Son olarak şu soruyla bitirmek istiyorum: Eğer parlamenter yapı güçlendirilecek (bunu “demokratikleştirilecek” şeklinde okumak doğru olur diye düşünüyorum) ise bu demokratikleştirme, ikili meclis ve bakanlıkların güçlendirilmesi ile yapılmayacaksa ne ile yapılacak?

 


[1] Rapor’un, III. Demokratik Anayasa İçin Öncüller başlığı altında bu konuya yeniden dönülmekte. Bu defa söz konusu üç aşama “İlk aşama, bu raporla anayasal hedefin belirlenmesi ve yol haritasının çizilmesidir.   İkinci aşamada, bu raporun hedeflediği anayasal metnin bağımsız bir kısım olarak yazılmasıdır: Bu da Anayasa’nın, [Cumhuriyetin Temel Organları’na] ilişkin 3. Kısım metninin ortaya çıkarılmasıdır. Üçüncü aşama ise, Anayasa değişikliğinin hak ve özgürlükler kısmına da yansıtılmasıdır.” Şeklinde ifade edilmektedir.

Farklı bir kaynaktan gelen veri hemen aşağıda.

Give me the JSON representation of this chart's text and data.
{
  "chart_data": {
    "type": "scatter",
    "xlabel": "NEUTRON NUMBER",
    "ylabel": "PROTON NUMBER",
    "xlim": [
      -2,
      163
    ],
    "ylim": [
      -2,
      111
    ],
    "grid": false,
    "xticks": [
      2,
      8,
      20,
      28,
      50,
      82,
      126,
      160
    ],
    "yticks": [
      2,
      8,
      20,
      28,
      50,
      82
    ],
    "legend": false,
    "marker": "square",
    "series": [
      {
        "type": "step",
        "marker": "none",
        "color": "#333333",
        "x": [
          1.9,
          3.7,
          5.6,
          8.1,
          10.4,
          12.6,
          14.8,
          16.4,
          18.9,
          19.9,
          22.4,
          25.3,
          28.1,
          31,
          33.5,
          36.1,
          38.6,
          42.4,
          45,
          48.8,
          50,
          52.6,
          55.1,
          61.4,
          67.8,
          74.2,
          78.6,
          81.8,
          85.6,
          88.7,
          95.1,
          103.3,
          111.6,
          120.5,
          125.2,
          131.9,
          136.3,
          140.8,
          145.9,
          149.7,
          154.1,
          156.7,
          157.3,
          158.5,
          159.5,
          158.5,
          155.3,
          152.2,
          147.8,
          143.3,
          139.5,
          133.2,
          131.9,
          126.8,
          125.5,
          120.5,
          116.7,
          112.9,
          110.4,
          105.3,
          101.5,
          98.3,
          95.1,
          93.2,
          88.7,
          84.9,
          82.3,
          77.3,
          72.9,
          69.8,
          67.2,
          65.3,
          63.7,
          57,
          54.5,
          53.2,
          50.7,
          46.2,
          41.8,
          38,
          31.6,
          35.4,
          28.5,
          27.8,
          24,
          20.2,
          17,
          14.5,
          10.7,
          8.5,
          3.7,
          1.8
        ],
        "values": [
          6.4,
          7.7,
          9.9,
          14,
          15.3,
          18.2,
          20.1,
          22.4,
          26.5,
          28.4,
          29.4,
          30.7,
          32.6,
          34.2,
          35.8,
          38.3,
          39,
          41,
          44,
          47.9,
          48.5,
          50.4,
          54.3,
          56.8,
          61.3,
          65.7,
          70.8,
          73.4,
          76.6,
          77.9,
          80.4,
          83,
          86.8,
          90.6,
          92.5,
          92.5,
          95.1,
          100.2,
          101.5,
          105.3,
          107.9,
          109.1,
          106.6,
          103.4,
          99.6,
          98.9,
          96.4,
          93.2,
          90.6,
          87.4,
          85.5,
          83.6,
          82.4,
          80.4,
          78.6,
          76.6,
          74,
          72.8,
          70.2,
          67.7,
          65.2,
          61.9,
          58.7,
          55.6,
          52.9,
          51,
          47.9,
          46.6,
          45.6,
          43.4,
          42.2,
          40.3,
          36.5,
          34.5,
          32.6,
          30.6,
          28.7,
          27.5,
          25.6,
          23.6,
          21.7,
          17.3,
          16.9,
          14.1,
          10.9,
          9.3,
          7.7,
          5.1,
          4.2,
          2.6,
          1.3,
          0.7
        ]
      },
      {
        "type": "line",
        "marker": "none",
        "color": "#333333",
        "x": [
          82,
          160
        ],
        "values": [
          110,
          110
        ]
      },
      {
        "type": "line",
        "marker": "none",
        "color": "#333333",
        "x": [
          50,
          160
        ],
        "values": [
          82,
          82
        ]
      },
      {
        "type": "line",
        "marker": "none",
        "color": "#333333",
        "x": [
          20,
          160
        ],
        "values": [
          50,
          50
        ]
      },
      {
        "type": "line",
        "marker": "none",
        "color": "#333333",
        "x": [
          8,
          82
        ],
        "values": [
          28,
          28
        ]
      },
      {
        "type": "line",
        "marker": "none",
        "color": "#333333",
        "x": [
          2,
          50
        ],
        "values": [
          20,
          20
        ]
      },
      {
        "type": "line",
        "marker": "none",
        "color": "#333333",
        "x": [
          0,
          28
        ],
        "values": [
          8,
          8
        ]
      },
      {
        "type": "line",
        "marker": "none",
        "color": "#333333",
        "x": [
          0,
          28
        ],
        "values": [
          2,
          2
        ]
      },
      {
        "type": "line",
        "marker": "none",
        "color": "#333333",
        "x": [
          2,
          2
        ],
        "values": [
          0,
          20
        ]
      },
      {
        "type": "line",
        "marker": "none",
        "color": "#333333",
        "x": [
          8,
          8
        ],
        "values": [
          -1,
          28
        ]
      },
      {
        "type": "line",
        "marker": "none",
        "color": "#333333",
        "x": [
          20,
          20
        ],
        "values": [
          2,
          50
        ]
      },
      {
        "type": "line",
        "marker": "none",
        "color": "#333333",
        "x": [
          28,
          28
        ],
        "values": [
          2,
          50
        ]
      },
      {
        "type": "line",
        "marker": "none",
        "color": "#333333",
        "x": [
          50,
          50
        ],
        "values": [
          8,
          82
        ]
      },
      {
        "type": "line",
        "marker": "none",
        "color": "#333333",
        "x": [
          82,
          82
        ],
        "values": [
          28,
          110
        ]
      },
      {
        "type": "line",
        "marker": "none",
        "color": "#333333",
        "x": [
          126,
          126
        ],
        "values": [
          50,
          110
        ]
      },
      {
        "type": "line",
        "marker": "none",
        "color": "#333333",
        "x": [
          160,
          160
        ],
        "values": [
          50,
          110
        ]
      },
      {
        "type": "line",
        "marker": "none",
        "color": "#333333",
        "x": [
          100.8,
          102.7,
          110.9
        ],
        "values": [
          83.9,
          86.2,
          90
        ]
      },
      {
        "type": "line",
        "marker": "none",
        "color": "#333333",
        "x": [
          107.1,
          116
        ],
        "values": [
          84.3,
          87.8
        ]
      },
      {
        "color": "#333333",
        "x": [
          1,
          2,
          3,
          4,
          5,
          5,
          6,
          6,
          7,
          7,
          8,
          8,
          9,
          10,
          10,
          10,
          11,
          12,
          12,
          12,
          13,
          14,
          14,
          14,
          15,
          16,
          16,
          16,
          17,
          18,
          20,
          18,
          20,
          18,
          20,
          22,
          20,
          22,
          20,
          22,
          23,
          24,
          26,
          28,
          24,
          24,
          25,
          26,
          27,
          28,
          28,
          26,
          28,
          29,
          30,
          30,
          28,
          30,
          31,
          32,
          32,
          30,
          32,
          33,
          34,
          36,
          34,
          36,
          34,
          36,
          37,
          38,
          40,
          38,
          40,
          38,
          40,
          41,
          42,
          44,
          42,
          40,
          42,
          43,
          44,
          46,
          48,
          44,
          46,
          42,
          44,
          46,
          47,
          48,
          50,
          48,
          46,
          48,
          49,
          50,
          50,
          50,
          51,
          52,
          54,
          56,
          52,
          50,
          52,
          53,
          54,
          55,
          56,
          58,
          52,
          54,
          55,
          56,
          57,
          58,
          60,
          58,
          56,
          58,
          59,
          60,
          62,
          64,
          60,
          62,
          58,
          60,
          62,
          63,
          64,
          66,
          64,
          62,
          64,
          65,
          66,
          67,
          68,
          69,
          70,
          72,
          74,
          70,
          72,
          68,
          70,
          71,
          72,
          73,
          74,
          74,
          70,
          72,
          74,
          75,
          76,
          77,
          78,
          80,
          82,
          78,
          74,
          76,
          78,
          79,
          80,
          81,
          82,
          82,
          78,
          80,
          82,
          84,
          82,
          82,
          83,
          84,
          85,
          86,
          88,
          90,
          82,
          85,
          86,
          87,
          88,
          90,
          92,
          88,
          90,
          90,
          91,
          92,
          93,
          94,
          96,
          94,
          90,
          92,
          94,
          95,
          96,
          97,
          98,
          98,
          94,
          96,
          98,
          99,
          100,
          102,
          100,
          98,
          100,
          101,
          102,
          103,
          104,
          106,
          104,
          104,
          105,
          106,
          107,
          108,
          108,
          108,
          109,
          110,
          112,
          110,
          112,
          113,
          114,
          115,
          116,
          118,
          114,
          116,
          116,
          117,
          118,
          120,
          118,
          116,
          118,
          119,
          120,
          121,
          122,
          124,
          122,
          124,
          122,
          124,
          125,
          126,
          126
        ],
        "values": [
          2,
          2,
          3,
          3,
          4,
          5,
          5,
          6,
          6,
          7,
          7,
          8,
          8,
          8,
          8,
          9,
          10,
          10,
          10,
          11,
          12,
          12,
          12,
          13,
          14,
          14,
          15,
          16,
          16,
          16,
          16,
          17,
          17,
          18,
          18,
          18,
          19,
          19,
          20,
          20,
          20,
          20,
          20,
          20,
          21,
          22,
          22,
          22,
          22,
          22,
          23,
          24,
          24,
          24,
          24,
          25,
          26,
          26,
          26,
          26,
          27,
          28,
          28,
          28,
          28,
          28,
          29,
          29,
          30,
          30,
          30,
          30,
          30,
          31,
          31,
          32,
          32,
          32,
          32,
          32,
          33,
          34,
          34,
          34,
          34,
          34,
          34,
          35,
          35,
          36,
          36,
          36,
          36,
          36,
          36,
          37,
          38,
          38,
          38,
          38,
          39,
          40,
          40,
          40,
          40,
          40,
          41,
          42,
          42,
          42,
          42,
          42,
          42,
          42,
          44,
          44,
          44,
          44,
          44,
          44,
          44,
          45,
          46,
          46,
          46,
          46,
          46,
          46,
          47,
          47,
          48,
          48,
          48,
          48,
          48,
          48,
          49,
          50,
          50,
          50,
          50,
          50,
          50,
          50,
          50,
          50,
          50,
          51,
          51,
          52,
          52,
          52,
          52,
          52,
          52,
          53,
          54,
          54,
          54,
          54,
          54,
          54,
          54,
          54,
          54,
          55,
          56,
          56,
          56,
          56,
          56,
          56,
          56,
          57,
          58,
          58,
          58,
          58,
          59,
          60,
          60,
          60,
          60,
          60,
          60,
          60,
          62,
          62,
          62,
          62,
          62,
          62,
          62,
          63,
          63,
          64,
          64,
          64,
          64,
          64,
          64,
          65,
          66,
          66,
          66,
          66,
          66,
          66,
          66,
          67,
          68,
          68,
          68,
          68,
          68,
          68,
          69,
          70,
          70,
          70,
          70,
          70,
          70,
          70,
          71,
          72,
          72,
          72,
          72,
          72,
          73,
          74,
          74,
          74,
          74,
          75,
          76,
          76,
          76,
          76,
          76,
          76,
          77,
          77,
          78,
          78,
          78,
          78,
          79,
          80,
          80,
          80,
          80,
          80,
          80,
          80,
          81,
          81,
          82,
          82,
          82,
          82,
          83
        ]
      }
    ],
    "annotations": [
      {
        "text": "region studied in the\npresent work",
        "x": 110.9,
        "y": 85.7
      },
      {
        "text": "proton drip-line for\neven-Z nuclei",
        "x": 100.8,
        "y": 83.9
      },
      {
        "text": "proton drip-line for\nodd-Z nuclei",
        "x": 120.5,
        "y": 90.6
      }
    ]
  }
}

[2]Mühürsüz Referandum; 21 Ocak 2017 tarih ve 6771 sayılı Anayasa Değişikliği Kanunu’nun 16 Nisan 2017’de halkoyuna sunulması sürecinde Yüksel Seçim Kurulu, mühürsüz oyların da geçerli olabileceğine dair şöyle bir karar almıştır: “Bazı sandık kurullarının seçmene oy pusulası ve zarflarını sandık kurulu mührüyle mühürlemeden verdikleri yolundaki yoğun şikayetler üzerine bugün toplanan Yüksek Seçim Kurulu, sandık kurulu mührü taşımayan oy pusulası ve zarfların dışarıdan getirilerek kullanıldığı kanıtlanmadıkça geçerli sayılmasına karar vermiştir.” Bu karar 16 Nisan Referandumunu, Türkiye seçim tarihinde -sonuçlarından bağımsız olarak- meşruiyeti sorgulanan bir seçim halinde getirmiştir. Nitekim bu referandum, Osmanlı son dönemini de içine katarak konuşacak olursak, Türkiye siyasî tarihinin üçüncü şaibeli seçimi olmuştur. Şaibeli seçimlerin ilki, 1912 yılında muhalifleri darp ederek sonucu etkilemeye çalışan İttihat ve Terakki’nin suçlandığı seçimlerdir. Bu seçimlere “Sopalı Seçim” adının verilmesine neden olan olay, muhalif Mustafa Nuri Bey’in dövülmesidir. Siroz’da Hürriyet ve İtilaf Fırkası şubesi açacak olan Mustafa Nuri Bey, İttihat ve Terakki fedailerince sopalarla dövülür ve hayatını kaybeder. Siyasî hayatımızın ikinci şaibeli seçimi, 1946 seçimleridir. Bu seçim de siyasî tarihimizde “Hileli Seçim” olarak anılır. Bu seçimlere şaibe karıştırmakla suçlanan parti ise CHP’dir. Seçimlerin gizli oy ve açık sayım esasına göre yapılması kararına, hatta dönemin İçişleri Bakanı ve CHP Genel Sekreteri Hilmi Uran’ın ilgililere bu konuda dikkatli olmalarını emreden yazısına karşın, gizli oy açık sayım kuralı yaygın şeklide ihlal edilmiştir. Üçüncü şaibeli oylama ise 2017 Referandumudur. Şu noktanın altını bir kez daha çizmek gerekiyor, “şaibe” sonuçlarla değil meşruiyetle ilgili bir sorunun altını çizer: Nitekim ne Sopalı Seçimler’de ne de 1946’daki Şaibeli Seçimler’de demokratik olmayan (şaibeli) yollara sapılmasaydı da sonuçlar değişmeyecek, değişemeyecekti. Belki, 2017 Referandumunda da mühürsüz oyların geçerli kabul edilmesi gibi bir “şark kurnazlığı”na gidilmeseydi de sonuçlar değişmeyecekti. Bu konu ile ilgili olarak Bkz.: Mete Kaan Kaynar, Referandum: Bir Pirus Zaferine Dair Notlar, Birikim, 18.04.2017.